Question

Find the largest positive integer that will divide 122, 150, and 115 leaving the remainder 5, 7, and 11 respectively.
A) 3
B) 2
C) 13
D) 11

Answer 1

Hint: We’ll first use the remainder theorem which is $N = pq + r$, where N is divided by p, the q and r come out to be the quotient and the remainder respectively, we’ll apply remainder theorem on all the three numbers given to us. From the remainder theorem, we’ll get the 3 multiples of the required number and from those multiples, after finding the HCF of those numbers we’ll approach to our answer.

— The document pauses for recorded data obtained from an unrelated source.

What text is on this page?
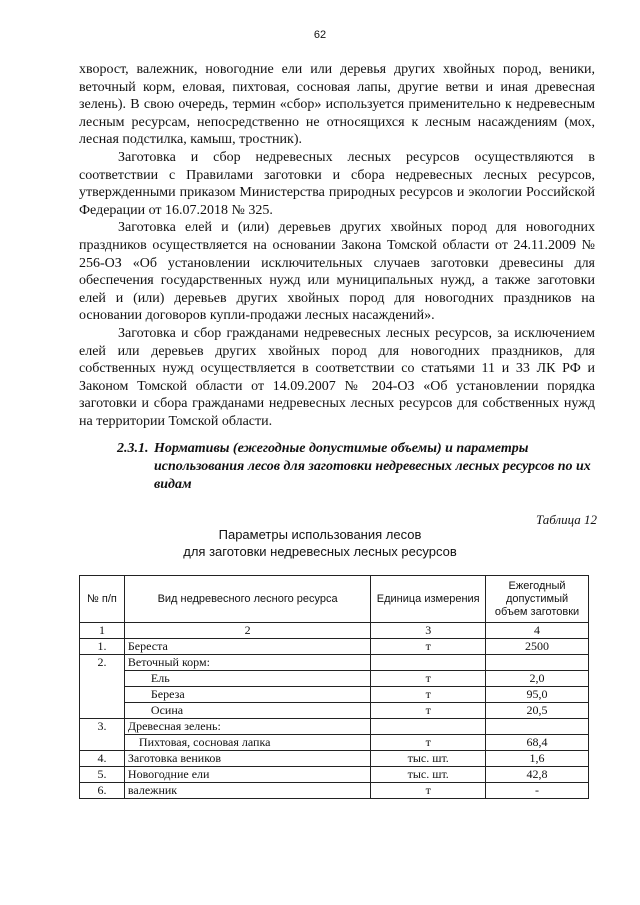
62

хворост, валежник, новогодние ели или деревья других хвойных пород, веники, веточный корм, еловая, пихтовая, сосновая лапы, другие ветви и иная древесная зелень). В свою очередь, термин «сбор» используется применительно к недревесным лесным ресурсам, непосредственно не относящихся к лесным насаждениям (мох, лесная подстилка, камыш, тростник).

Заготовка и сбор недревесных лесных ресурсов осуществляются в соответствии с Правилами заготовки и сбора недревесных лесных ресурсов, утвержденными приказом Министерства природных ресурсов и экологии Российской Федерации от 16.07.2018 № 325.

Заготовка елей и (или) деревьев других хвойных пород для новогодних праздников осуществляется на основании Закона Томской области от 24.11.2009 № 256-ОЗ «Об установлении исключительных случаев заготовки древесины для обеспечения государственных нужд или муниципальных нужд, а также заготовки елей и (или) деревьев других хвойных пород для новогодних праздников на основании договоров купли-продажи лесных насаждений».

Заготовка и сбор гражданами недревесных лесных ресурсов, за исключением елей или деревьев других хвойных пород для новогодних праздников, для собственных нужд осуществляется в соответствии со статьями 11 и 33 ЛК РФ и Законом Томской области от 14.09.2007 № 204-ОЗ «Об установлении порядка заготовки и сбора гражданами недревесных лесных ресурсов для собственных нужд на территории Томской области.

2.3.1. Нормативы (ежегодные допустимые объемы) и параметры использования лесов для заготовки недревесных лесных ресурсов по их видам
Таблица 12
Параметры использования лесов
для заготовки недревесных лесных ресурсов
№ п/п	Вид недревесного лесного ресурса	Единица измерения	Ежегодный допустимый объем заготовки
1	2	3	4
1.	Береста	т	2500
2.	Веточный корм:		
	Ель	т	2,0
	Береза	т	95,0
	Осина	т	20,5
3.	Древесная зелень:		
	Пихтовая, сосновая лапка	т	68,4
4.	Заготовка веников	тыс. шт.	1,6
5.	Новогодние ели	тыс. шт.	42,8
6.	валежник	т	-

Complete step by step solution: Given data: 122, 150 and 115 leaves remainder 5, 7, and 11 respectively when divided by the required number.
Let the integer be A
The remainder theorem states that if a number N is divided by p, the q and r comes out to be the quotient and the remainder respectively then the relation between them is
i.e. $N = pq + r$
According to the given data when 122 is divided by A leaves remainder 5
Let the quotient be ${q_1}$
$ \Rightarrow 122 = A{q_1} + 5$
On subtracting 5 from both sides, we get,
$ \Rightarrow 117 = A{q_1}$
And when 150 is divided by A leaves remainder 7
Let the quotient be ${q_2}$
$ \Rightarrow 150 = A{q_2} + 7$
On subtracting 7 from both sides we get,
$ \Rightarrow 143 = A{q_2}$
And when 115 is divided by A leaves the remainder 11
Let the quotient be ${q_3}$
$ \Rightarrow 115 = A{q_3} + 11$
On subtracting 11 from both the sides we get,
$ \Rightarrow 104 = A{q_3}$
Now we can say that the HCF of $A{q_1}$, $A{q_2}$ and $A{q_3}$will be the greatest value of A
Using the prime factorization method
$ \Rightarrow 104 = 2 \times 2 \times 2 \times 13$
$ \Rightarrow 143 = 11 \times 13$
$ \Rightarrow 117 = 3 \times 3 \times 13$
Therefore the HCF will be 13
Therefore the greatest integer value for A will be 13

i.e. (C)13 is the correct option.

Note: Before using the remainder theorem we should acknowledge the terms like divisors dividend quotient remainder.
1) The divisor is the number that divides.
2) The dividend is the number from which the number is being been divided.
3) The quotient is referred as to the number of times the divisor divides the dividend
4) The remainder is referred to as the residual number after the divisor divides the dividend.